Se comenta que el Gobierno, suponiendo que el estatuto de la Justicia Especial para la Paz no será aprobado por el Congreso utilizando el procedimiento especial del “fast trak”, en consecuencia, apelará a las facultades del estado de conmoción, aduciendo que la inoperancia del órgano legislativo es una grave perturbación del orden público.

Esta eventual alternativa ha sido objetada como una argucia constitucional. En ese sentido muchos se han expresado y el colega José Gregorio Hernández, la semana pasada, se pronunció enfáticamente al respecto, criticando incluso la sentencia de la Corte Constitucional que declaró exequible el Acto Legislativo 1 de 2016.

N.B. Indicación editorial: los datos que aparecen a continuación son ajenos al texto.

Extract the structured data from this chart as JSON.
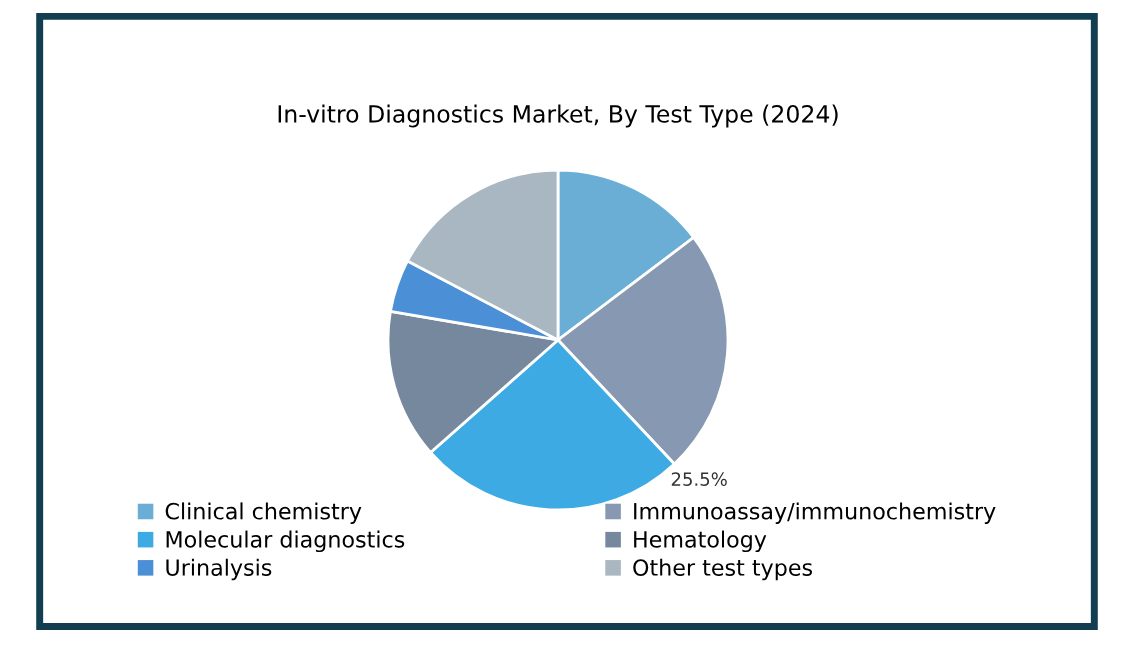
{
  "chart_data": {
    "type": "pie",
    "title": "In-vitro Diagnostics Market, By Test Type (2024)",
    "categories": [
      "Clinical chemistry",
      "Immunoassay/immunochemistry",
      "Molecular diagnostics",
      "Hematology",
      "Urinalysis",
      "Other test types"
    ],
    "values": [
      14.7,
      23.3,
      25.5,
      14.2,
      5.0,
      17.3
    ],
    "colors": [
      "#6aaed6",
      "#8798b2",
      "#3eaae3",
      "#76889e",
      "#4b8fd6",
      "#a9b7c2"
    ],
    "value_labels": [
      null,
      null,
      "25.5%",
      null,
      null,
      null
    ],
    "legend": "bottom"
  }
}
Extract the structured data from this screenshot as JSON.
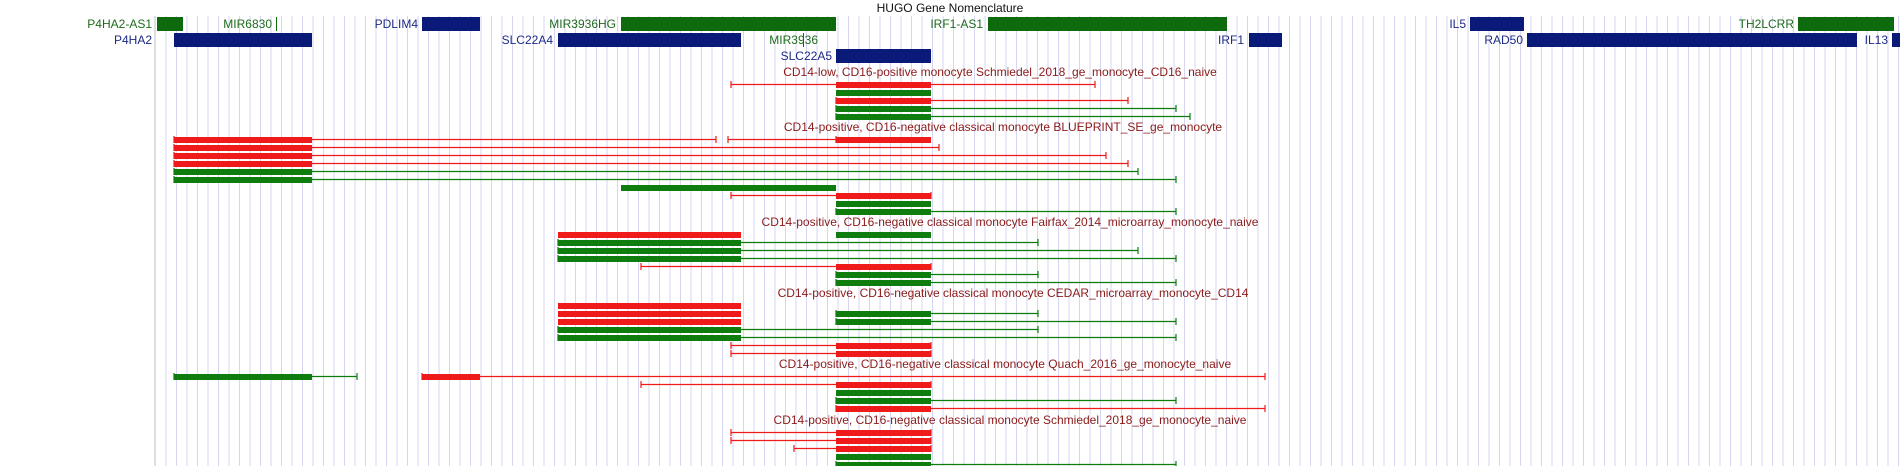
{
  "track_title": "HUGO Gene Nomenclature",
  "colors": {
    "grid": "#d6d6f2",
    "axis": "#bfbfbf",
    "gene_green": "#0d6b0d",
    "gene_navy": "#0a1a78",
    "label_green": "#1e6b1e",
    "label_navy": "#1d2a86",
    "red": "#ef1b1b",
    "green": "#0e7d0e",
    "panel_title": "#8b1a1a"
  },
  "genes": [
    {
      "name": "P4HA2-AS1",
      "strand": "green",
      "row": 0
    },
    {
      "name": "MIR6830",
      "strand": "green",
      "row": 0
    },
    {
      "name": "PDLIM4",
      "strand": "navy",
      "row": 0
    },
    {
      "name": "MIR3936HG",
      "strand": "green",
      "row": 0
    },
    {
      "name": "IRF1-AS1",
      "strand": "green",
      "row": 0
    },
    {
      "name": "IL5",
      "strand": "navy",
      "row": 0
    },
    {
      "name": "TH2LCRR",
      "strand": "green",
      "row": 0
    },
    {
      "name": "P4HA2",
      "strand": "navy",
      "row": 1
    },
    {
      "name": "SLC22A4",
      "strand": "navy",
      "row": 1
    },
    {
      "name": "MIR3936",
      "strand": "green",
      "row": 1
    },
    {
      "name": "IRF1",
      "strand": "navy",
      "row": 1
    },
    {
      "name": "RAD50",
      "strand": "navy",
      "row": 1
    },
    {
      "name": "IL13",
      "strand": "navy",
      "row": 1
    },
    {
      "name": "SLC22A5",
      "strand": "navy",
      "row": 2
    }
  ],
  "panels": [
    {
      "title": "CD14-low, CD16-positive monocyte Schmiedel_2018_ge_monocyte_CD16_naive"
    },
    {
      "title": "CD14-positive, CD16-negative classical monocyte BLUEPRINT_SE_ge_monocyte"
    },
    {
      "title": "CD14-positive, CD16-negative classical monocyte Fairfax_2014_microarray_monocyte_naive"
    },
    {
      "title": "CD14-positive, CD16-negative classical monocyte CEDAR_microarray_monocyte_CD14"
    },
    {
      "title": "CD14-positive, CD16-negative classical monocyte Quach_2016_ge_monocyte_naive"
    },
    {
      "title": "CD14-positive, CD16-negative classical monocyte Schmiedel_2018_ge_monocyte_naive"
    }
  ]
}
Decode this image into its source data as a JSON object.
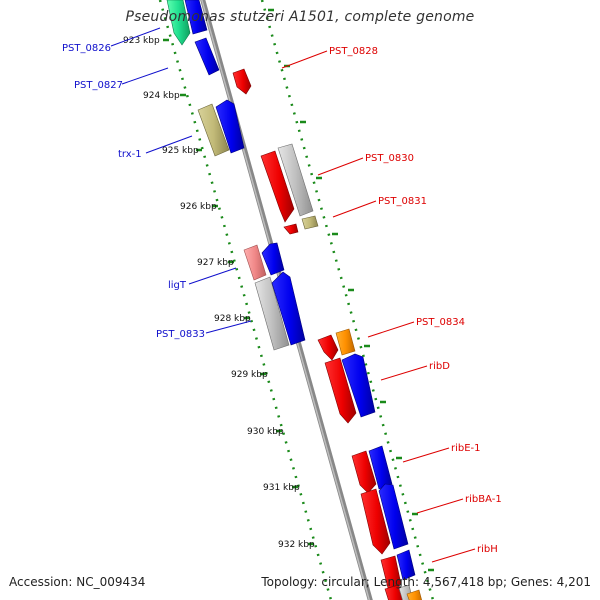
{
  "title": "Pseudomonas stutzeri A1501, complete genome",
  "footer": {
    "accession": "Accession: NC_009434",
    "summary": "Topology: circular; Length: 4,567,418 bp; Genes: 4,201"
  },
  "colors": {
    "backbone": "#888888",
    "tick": "#1a8a1a",
    "left_label": "#1010cc",
    "right_label": "#dd0000"
  },
  "ticks": [
    "923 kbp",
    "924 kbp",
    "925 kbp",
    "926 kbp",
    "927 kbp",
    "928 kbp",
    "929 kbp",
    "930 kbp",
    "931 kbp",
    "932 kbp"
  ],
  "genes_left": [
    {
      "label": "PST_0826"
    },
    {
      "label": "PST_0827"
    },
    {
      "label": "trx-1"
    },
    {
      "label": "ligT"
    },
    {
      "label": "PST_0833"
    }
  ],
  "genes_right": [
    {
      "label": "PST_0828"
    },
    {
      "label": "PST_0830"
    },
    {
      "label": "PST_0831"
    },
    {
      "label": "PST_0834"
    },
    {
      "label": "ribD"
    },
    {
      "label": "ribE-1"
    },
    {
      "label": "ribBA-1"
    },
    {
      "label": "ribH"
    }
  ]
}
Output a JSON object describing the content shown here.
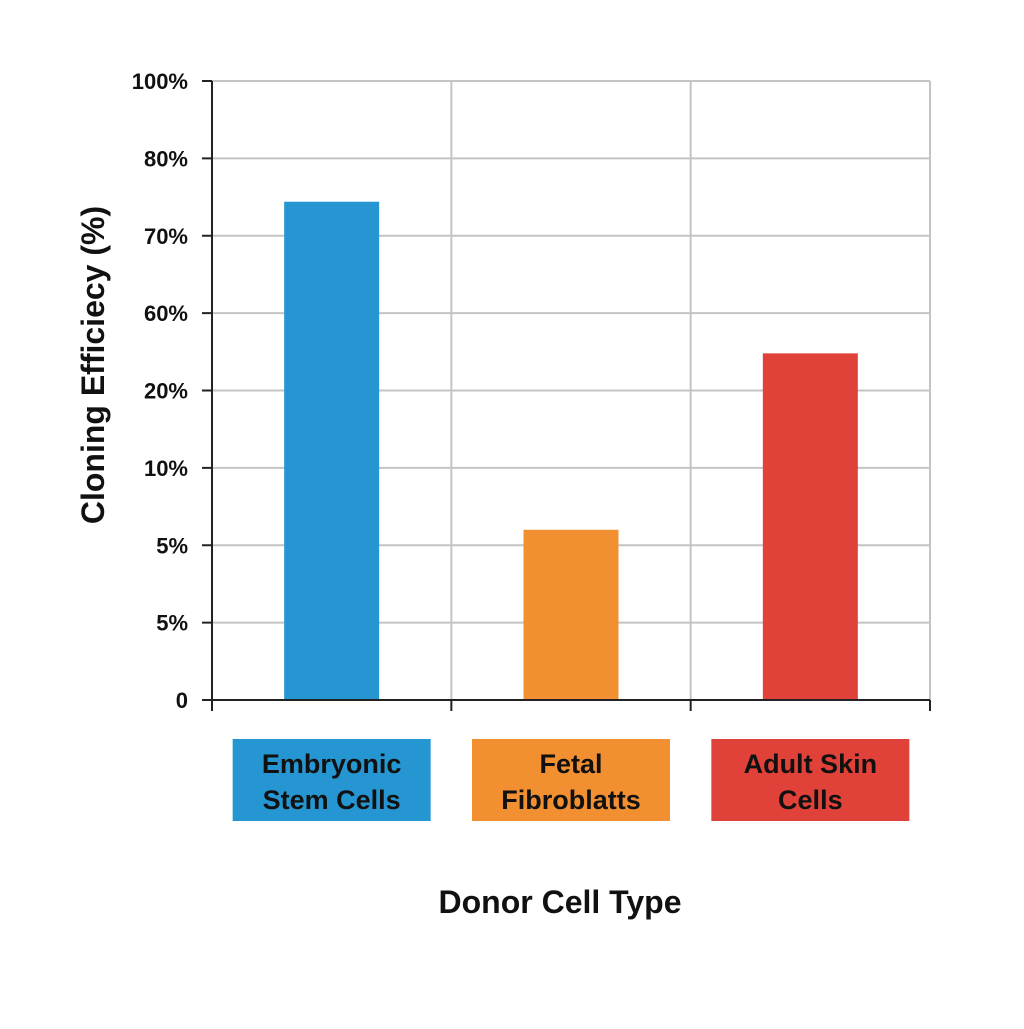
{
  "chart_data": {
    "type": "bar",
    "title": "",
    "xlabel": "Donor Cell Type",
    "ylabel": "Cloning Efficiecy (%)",
    "y_tick_labels": [
      "0",
      "5%",
      "5%",
      "10%",
      "20%",
      "60%",
      "70%",
      "80%",
      "100%"
    ],
    "categories": [
      {
        "lines": [
          "Embryonic",
          "Stem Cells"
        ],
        "color": "#2596d1"
      },
      {
        "lines": [
          "Fetal",
          "Fibroblatts"
        ],
        "color": "#f28f30"
      },
      {
        "lines": [
          "Adult Skin",
          "Cells"
        ],
        "color": "#e04239"
      }
    ],
    "values": [
      80.5,
      27.5,
      56
    ],
    "value_units": "tick index (8 equal steps, labels as printed)",
    "ylim": [
      0,
      100
    ],
    "grid": true,
    "legend": "none"
  }
}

Curiosamente, el columnista de El Tiempo, Alfonso Gómez Méndez, en su comentario reciente, “Entre torpezas y olvidos”, recuerda como el M 19 fue elegido en la constituyente de 1991, no obstante haber cometido delitos de “lesa humanidad”, como el asesinato de los magistrados de la Corte y, no obstante, la clase dirigente admitió ese “acuerdo de paz”.

¿Por qué, entonces, ahora todo se cuestiona y todo se condena, a tal punto que se pone en riesgo alcanzar la paz que el país reclama hace doscientos años?

La Asamblea Constituyente de 1991 se convocó con  una norma expedida con fundamento en las facultades excepcionales del Estado de Sitio, decreto 1926 de 1990. Es decir, de conmoción del orden público. Pocos no opusimos a ese arreglo acomodaticio, procurado para imponer la política económica del Nuevo Liberalismo. Con toda franqueza se adujo que esa determinación era violatoria de la Constitución de 1886; igual argumento se esgrimió, en su momento, cuando se acordó la convocatoria del plebiscito de 1957, para repartirse el poder entre liberales y conservadores.

La Corte, encargada de ejercer el control constitucional, aprobó esas “tinterilladas”, pues los precedentes constitucionales de la historia de Colombia llevan a la conclusión de que la Carta no es una norma fundamental, sino simplemente una partitura que se interpreta de acuerdo al ritmo que el director de orquesta quiera en su armonía. Y ello es así y se comprueba al revisar la complacencia de la Corte durante la dictadura militar en la década del cincuenta.

Esta audacia jurídico-política no es una característica de la jurisprudencia colombiana. Es una actitud frecuente y habitual en los sistemas en que la Constitución se concibe no para brindar garantías a los gobernados sino para satisfacer la pasión de los gobernantes.

Anunció en estos días el Gobierno que expediría un decreto para reglamentar el reparto de la acción de tutela. Inmediatamente surgieron toda clase de objeciones, considerándolo inconstitucional. La objeción despierta curiosidad, pues el presidente Pastrana Arango lo hizo igual mediante el decreto 1382 de 2000, declarado válido en sentencia del Consejo de Estado.

Estos precedentes llevan a la conclusión de que en Colombia la Constitución no es norma fundamental, es una regla ocasional que responde a circunstancias de conveniencia y a criterios personales del juez de turno que satisface al gobierno en ejercicio.